Depois contou que, nesse período, saiu de casa para tratar de assuntos urgentes. Apanhou um susto: a cidade parecia um cemitério. As casas mais ricas pareciam mausoléus e lajes. Em plena manhã, prosseguiu, teve medo de caminhar naquele deserto de gente, para não ser assaltada por um fantasma. Era um silêncio de morte, assustador. Longe de trazer a paz de espírito, como se espera, aquele silêncio destranquilizava a alma. Era um silêncio de morte, assustador. Ela voltou para casa deprimida. Ligou a televisão. Mas ficou mais deprimida ainda com a enxurrada da mídia debruçando-se sobre mortes por todo o lado, comparando estatísticas de infecções e mortes entre países, como se tratasse de um relato de jogo de futebol, anunciando o país que meteu mais gols mortais nas últimas 24 horas. Assustador que era tudo aquilo, desligou o televisor, deprimida. E pôs-se a refletir sobre tudo isso que povoara a sua mente e que, comigo, partilhava.

A dor é uma experiência terrível, disse-me mais tarde na sua carta-resposta. Aí, pela primeira vez, e conscientemente, experimentamos uma dor multifacetada. A dor do silêncio e do deserto humano; da quarentena e do confinamento; da chegada da má notícia e da perda mesmo de pessoas desconhecidas. A dor do medo da dor, da dor multifacetada. E a minha amiga dizia, nessa sua carta-resposta, que quem consegue atravessar e vencer essa barreira, da experiência terrível dessa dor multifacetada, torna-se mais forte e mais habilitado a dar o suporte necessário a quem nunca passou por uma tal experiência. E mais: A dor enfraquece o corpo, mas fortalece a alma. Habilita a mente a compreender realidades novas.

Das experiências hauridas dessa dor múltipla, muitos corpos enfraqueceram. Na quarentena e confinamento forçados, marcados por silêncios aterradores e depressões; na súbita e violenta falta de alimentos do dia a dia, pois essa dor também secara as fontes. Milhares perderam as suas bases de sustentação, despedidos de empresas falidas ou na eminência disso, ou ao se chocarem com o deserto das ruas, onde diariamente tinham as bases da sua sobrevivência. E outros corpos, pura e simplesmente, sucumbiram a essa dor múltipla, de tão enfraquecidos, sem direito, sequer, a serem dignamente acompanhados à sua última morada. Mas, como ela também o disse, essa mesma dor fortalece o espírito.

Habilita a mente a compreender realidades novas. E foi isso que passamos a viver; é isso que precisamos experimentar e habilitar a mente a compreender: fortalecer o espírito, apesar de tudo.

Demo-nos tempo para refletir e escrever cartas sobre essa dor e, no meio dela, tempo para redescobrir novos caminhos de escrita, jamais imaginados, tempo para fazer, no confinamento forçado, novas composições musicais e novos quadros de pintura, novas esculturas, vasculhar bibliotecas caseiras empoeiradas e redescobrir novos caminhos de reflexão e de pesquisa sobre nós mesmos, enquanto parcelas fundamentais da sociedade humana, redescobrir, perseguir tenazmente e resgatar a nossa ancestralidade e os longos caminhos percorridos e por percorrer para a construção, consolidação e desenvolvimento das nossas identidades.

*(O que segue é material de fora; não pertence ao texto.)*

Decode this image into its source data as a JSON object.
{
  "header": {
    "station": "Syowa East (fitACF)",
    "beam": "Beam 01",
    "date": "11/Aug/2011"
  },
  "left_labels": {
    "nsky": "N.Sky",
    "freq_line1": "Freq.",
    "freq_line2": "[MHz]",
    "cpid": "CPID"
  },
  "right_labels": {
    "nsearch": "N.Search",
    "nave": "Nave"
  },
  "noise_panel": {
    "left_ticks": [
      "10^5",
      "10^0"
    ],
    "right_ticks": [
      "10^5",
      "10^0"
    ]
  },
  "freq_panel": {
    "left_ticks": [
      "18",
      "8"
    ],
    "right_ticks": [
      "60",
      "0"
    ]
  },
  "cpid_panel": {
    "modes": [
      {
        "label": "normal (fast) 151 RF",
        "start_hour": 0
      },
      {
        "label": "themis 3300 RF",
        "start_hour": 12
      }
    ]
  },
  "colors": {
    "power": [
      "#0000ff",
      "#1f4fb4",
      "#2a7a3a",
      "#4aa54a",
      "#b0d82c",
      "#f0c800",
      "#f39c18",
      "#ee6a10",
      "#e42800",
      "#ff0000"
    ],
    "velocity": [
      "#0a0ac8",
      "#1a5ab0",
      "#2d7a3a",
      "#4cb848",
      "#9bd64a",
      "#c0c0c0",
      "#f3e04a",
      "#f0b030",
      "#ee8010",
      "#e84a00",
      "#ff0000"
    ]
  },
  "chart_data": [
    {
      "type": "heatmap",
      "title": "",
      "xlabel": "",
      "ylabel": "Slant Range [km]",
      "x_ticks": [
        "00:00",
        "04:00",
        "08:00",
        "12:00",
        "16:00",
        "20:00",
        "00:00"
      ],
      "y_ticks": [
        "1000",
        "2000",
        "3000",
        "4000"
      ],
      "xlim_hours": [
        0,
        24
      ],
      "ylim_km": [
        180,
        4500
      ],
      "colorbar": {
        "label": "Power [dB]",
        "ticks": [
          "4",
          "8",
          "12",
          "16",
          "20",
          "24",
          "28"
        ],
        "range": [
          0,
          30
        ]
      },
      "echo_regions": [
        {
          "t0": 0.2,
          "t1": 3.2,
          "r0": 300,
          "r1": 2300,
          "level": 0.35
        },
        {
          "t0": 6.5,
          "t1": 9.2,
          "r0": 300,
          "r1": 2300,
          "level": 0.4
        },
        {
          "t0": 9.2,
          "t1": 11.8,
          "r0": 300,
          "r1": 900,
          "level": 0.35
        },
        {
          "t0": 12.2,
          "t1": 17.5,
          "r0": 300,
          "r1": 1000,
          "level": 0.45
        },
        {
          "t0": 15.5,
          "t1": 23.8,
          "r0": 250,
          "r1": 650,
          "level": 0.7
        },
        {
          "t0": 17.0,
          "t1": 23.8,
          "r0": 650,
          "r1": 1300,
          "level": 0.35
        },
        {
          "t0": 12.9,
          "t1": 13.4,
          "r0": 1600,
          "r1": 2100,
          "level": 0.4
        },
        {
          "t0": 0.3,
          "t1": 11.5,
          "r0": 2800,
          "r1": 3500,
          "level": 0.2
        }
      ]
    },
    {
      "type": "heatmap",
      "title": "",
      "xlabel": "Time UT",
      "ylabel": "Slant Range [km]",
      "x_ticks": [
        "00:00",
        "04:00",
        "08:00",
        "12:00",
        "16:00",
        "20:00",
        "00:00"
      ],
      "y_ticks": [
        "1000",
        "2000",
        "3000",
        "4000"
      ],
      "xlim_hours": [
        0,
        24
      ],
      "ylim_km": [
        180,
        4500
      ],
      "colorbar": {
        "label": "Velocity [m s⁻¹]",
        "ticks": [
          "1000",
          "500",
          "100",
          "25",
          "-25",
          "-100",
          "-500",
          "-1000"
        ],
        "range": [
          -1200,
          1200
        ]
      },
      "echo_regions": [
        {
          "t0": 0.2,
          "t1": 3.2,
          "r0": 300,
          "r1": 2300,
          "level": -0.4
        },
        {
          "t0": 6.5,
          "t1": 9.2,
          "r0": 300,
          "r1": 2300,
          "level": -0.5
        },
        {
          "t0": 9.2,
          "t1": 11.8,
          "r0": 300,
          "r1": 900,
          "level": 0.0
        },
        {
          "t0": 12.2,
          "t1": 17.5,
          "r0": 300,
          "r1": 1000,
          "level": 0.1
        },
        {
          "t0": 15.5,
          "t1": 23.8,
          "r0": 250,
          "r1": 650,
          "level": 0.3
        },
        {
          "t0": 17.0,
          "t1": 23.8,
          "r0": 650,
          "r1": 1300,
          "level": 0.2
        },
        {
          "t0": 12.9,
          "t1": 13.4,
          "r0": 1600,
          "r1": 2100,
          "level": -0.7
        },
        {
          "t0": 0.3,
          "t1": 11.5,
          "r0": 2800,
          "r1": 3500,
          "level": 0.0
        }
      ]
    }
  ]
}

Inclusive, descobrimos que as distâncias que nos separam e, de certo modo, nos distanciam, são facilmente debeladas por esses novos caminhos que essa dor multifacetada nos habilitou a compreender. As televisões se reinventam, as parcerias e os palcos se reinventam, as conferências, colóquios, congressos e, agora mais do que nunca, apesar de todas as batalhas ainda por travar e vencer, o ser humano está mais próximo um do outro do que antes. Aliás, por isso mesmo, daqui da minha distante costa do Índico, escrevo e diálogo convosco, dessa também distante costa do Atlântico, porque, no final das contas, esta dor multifacetada que hoje nos assola, e a enfrentamos, habilita-nos a compreender realidades novas ainda por viver: para a frente é que é o caminho!